When “The Menu” first hit theaters, I was almost certain it would be a bad film. It looked like an obvious cash grab, using big names like Anya Taylor-Joy and Ralph Fiennes to wax poetic about the uber-wealthy. And while the film did just that, I found myself enjoying it.

The film follows Taylor-Joy’s character, Margot — a sex worker from the Midwest — as she delves into a culinary experience designed for the economic one percent. As tensions build between the highly awarded head chef, played by Fiennes, Margot builds an eerie camaraderie with him built on their shared poor upbringings. By the movie’s end, the head chef’s burning hatred for the rich peaks as he forces them into grueling, life-threatening situations, and concludes the fine-dining experience by lighting the restaurant on fire with his staff and patrons inside in a haunting murder-suicide.

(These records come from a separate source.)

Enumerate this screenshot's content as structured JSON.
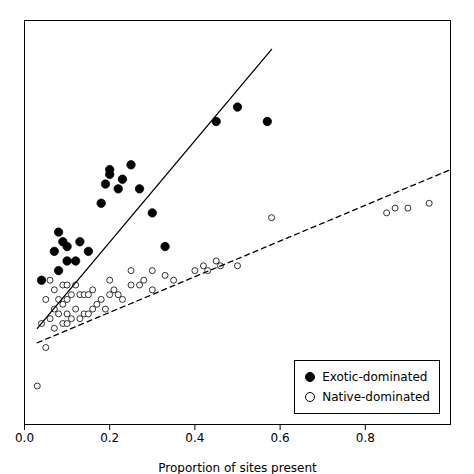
{
  "chart_data": {
    "type": "scatter",
    "xlabel": "Proportion of sites present",
    "xlim": [
      0.0,
      1.0
    ],
    "ylim": [
      2.0,
      6.2
    ],
    "xticks": [
      {
        "value": 0.0,
        "label": "0.0"
      },
      {
        "value": 0.2,
        "label": "0.2"
      },
      {
        "value": 0.4,
        "label": "0.4"
      },
      {
        "value": 0.6,
        "label": "0.6"
      },
      {
        "value": 0.8,
        "label": "0.8"
      }
    ],
    "yticks": [],
    "tick_labels": "x",
    "grid": false,
    "legend": "lower right",
    "series": [
      {
        "name": "Exotic-dominated",
        "color": "black",
        "marker": "filled",
        "line_style": "solid",
        "x": [
          0.04,
          0.07,
          0.08,
          0.08,
          0.09,
          0.1,
          0.1,
          0.12,
          0.13,
          0.15,
          0.18,
          0.19,
          0.2,
          0.2,
          0.22,
          0.23,
          0.25,
          0.27,
          0.3,
          0.33,
          0.45,
          0.5,
          0.57
        ],
        "values": [
          3.5,
          3.8,
          3.6,
          4.0,
          3.9,
          3.7,
          3.85,
          3.7,
          3.9,
          3.8,
          4.3,
          4.5,
          4.6,
          4.65,
          4.45,
          4.55,
          4.7,
          4.45,
          4.2,
          3.85,
          5.15,
          5.3,
          5.15
        ],
        "fit_x": [
          0.03,
          0.58
        ],
        "fit_y": [
          3.0,
          5.9
        ]
      },
      {
        "name": "Native-dominated",
        "color": "black",
        "marker": "open",
        "line_style": "dashed",
        "x": [
          0.03,
          0.04,
          0.05,
          0.05,
          0.06,
          0.06,
          0.07,
          0.07,
          0.07,
          0.08,
          0.08,
          0.09,
          0.09,
          0.09,
          0.1,
          0.1,
          0.1,
          0.1,
          0.11,
          0.11,
          0.12,
          0.12,
          0.13,
          0.13,
          0.14,
          0.14,
          0.15,
          0.15,
          0.16,
          0.16,
          0.17,
          0.18,
          0.19,
          0.2,
          0.2,
          0.21,
          0.22,
          0.23,
          0.25,
          0.25,
          0.27,
          0.28,
          0.3,
          0.3,
          0.33,
          0.35,
          0.4,
          0.42,
          0.43,
          0.45,
          0.46,
          0.5,
          0.58,
          0.85,
          0.87,
          0.9,
          0.95
        ],
        "values": [
          2.4,
          3.05,
          2.8,
          3.3,
          3.1,
          3.5,
          3.0,
          3.2,
          3.4,
          3.15,
          3.3,
          3.05,
          3.25,
          3.45,
          3.05,
          3.15,
          3.3,
          3.45,
          3.1,
          3.35,
          3.2,
          3.45,
          3.1,
          3.35,
          3.15,
          3.35,
          3.15,
          3.35,
          3.2,
          3.4,
          3.25,
          3.3,
          3.2,
          3.35,
          3.5,
          3.4,
          3.35,
          3.3,
          3.45,
          3.6,
          3.45,
          3.5,
          3.4,
          3.6,
          3.55,
          3.5,
          3.6,
          3.65,
          3.6,
          3.7,
          3.65,
          3.65,
          4.15,
          4.2,
          4.25,
          4.25,
          4.3
        ],
        "fit_x": [
          0.03,
          1.0
        ],
        "fit_y": [
          2.85,
          4.65
        ]
      }
    ]
  }
}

After watching, the audience is meant to realize its multiple different themes — first, it makes fun of the world of fine dining. The service itself takes place on a private island, where the consumers have had to pay exorbitant sums to simply make an appearance. It’s an absurd trend and one that is called out ruthlessly in this movie.

Second, it highlights the rage that is born between the cracks of the class divide. Margot is shocked and annoyed at the attitudes of her rich counterparts — she finds them ridiculous. Finally, the head chef makes his feelings for his audience clear through violence. His consumers ultimately become his victims, just as he’d planned all along.

Hunger

Set in Bangkok, Thailand, “Hunger” follows a young, lower-class fry cook who gets recruited by an in-demand celebrity chef named Paul. The fry cook, Aoy, then delves into the heated world of luxury food, serving powerful politicians and big online influencers under Paul’s gaze.

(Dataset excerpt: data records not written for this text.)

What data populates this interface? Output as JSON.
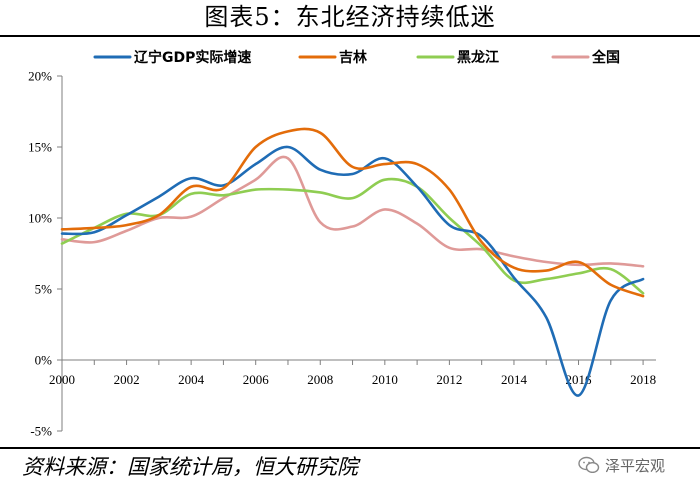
{
  "page": {
    "title": "图表5：东北经济持续低迷",
    "source": "资料来源：国家统计局，恒大研究院",
    "watermark": "泽平宏观"
  },
  "colors": {
    "liaoning": "#1f6cb5",
    "jilin": "#e36c0a",
    "heilongjiang": "#8fcd52",
    "national": "#df9a98",
    "axis": "#7f7f7f"
  },
  "chart_data": {
    "type": "line",
    "title": "东北经济持续低迷",
    "xlabel": "",
    "ylabel": "",
    "xlim": [
      2000,
      2018.4
    ],
    "ylim": [
      -5,
      20
    ],
    "yticks": [
      -5,
      0,
      5,
      10,
      15,
      20
    ],
    "ytick_labels": [
      "-5%",
      "0%",
      "5%",
      "10%",
      "15%",
      "20%"
    ],
    "xticks": [
      2000,
      2002,
      2004,
      2006,
      2008,
      2010,
      2012,
      2014,
      2016,
      2018
    ],
    "xtick_labels": [
      "2000",
      "2002",
      "2004",
      "2006",
      "2008",
      "2010",
      "2012",
      "2014",
      "2016",
      "2018"
    ],
    "grid": false,
    "legend_position": "top",
    "x": [
      2000,
      2001,
      2002,
      2003,
      2004,
      2005,
      2006,
      2007,
      2008,
      2009,
      2010,
      2011,
      2012,
      2013,
      2014,
      2015,
      2016,
      2017,
      2018
    ],
    "series": [
      {
        "key": "liaoning",
        "name": "辽宁GDP实际增速",
        "values": [
          8.9,
          9.0,
          10.2,
          11.5,
          12.8,
          12.3,
          13.8,
          15.0,
          13.4,
          13.1,
          14.2,
          12.2,
          9.5,
          8.7,
          5.8,
          3.0,
          -2.5,
          4.2,
          5.7
        ]
      },
      {
        "key": "jilin",
        "name": "吉林",
        "values": [
          9.2,
          9.3,
          9.5,
          10.2,
          12.2,
          12.1,
          15.0,
          16.1,
          16.0,
          13.6,
          13.8,
          13.8,
          12.0,
          8.3,
          6.5,
          6.3,
          6.9,
          5.3,
          4.5
        ]
      },
      {
        "key": "heilongjiang",
        "name": "黑龙江",
        "values": [
          8.2,
          9.3,
          10.3,
          10.2,
          11.7,
          11.6,
          12.0,
          12.0,
          11.8,
          11.4,
          12.7,
          12.2,
          10.0,
          8.0,
          5.6,
          5.7,
          6.1,
          6.4,
          4.7
        ]
      },
      {
        "key": "national",
        "name": "全国",
        "values": [
          8.5,
          8.3,
          9.1,
          10.0,
          10.1,
          11.4,
          12.7,
          14.2,
          9.7,
          9.4,
          10.6,
          9.6,
          7.9,
          7.8,
          7.3,
          6.9,
          6.7,
          6.8,
          6.6
        ]
      }
    ]
  }
}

Paul’s preferences for cooking involve big, messy meals that require the consumer to tear and chop at them. This evidently calls back to our base instincts as omnivorous animals. He seems to gain a sort of sick pleasure by making the uber-wealthy make a mess of their food, despite their poised and put-together appearances. I was struck by how the chefs seem to be almost punishing their audiences with the meals — bloody meat and greasy soups placed in precarious dishes that virtually guarantee spillage — while the wealthy audience finds immense pleasure in the service and experience of celebrity catering in general.

The film itself makes fun of upper-class consumers and their density. In one scene, the celebrity caterers make a politician and his family a “gourmet soup,” made of tap water and a packet of flavoring from a cup of instant noodles. The politician can’t tell the difference, remarking on how delicious and luxurious the soup is. There is no disparagement between what is truly fine dining and what is simply a pack of noodles from the convenience store, at least from the chef’s perspective. The consumers, on the other hand, will indulge in it all the same.

Throughout the movie, you are forced to compare the humble lifestyle of Aoy with the gluttonous ways of her rich audience. While she scrambles to be a good enough cook, she also battles with the question — how much should you sacrifice to only become wealth-adjacent?

The Rich Eating and Eating the Rich

Both of these films grapple with class inequality through culinary arts — the rich and indulgent are the ones who eat, while the poor are the ones who serve. Yet while the lower class feeds the upper class, an underlying theme of anger and punishment ruminates. It leads the cooks to do immoral things to their audiences, whether it be feeding them absurd meals for large amounts of money or causing them literal bodily harm. I mean, “The Menu” ends in mass murder.

Whether these movies are meant to spur action in the audience, like organizing against the upper class to seek the revenge that is wrought in these movies, or to be cathartic to audiences who may be middle to lower class, is up for debate. But I’m almost certain that we’ll be seeing more of these movies in the future as the recession progresses.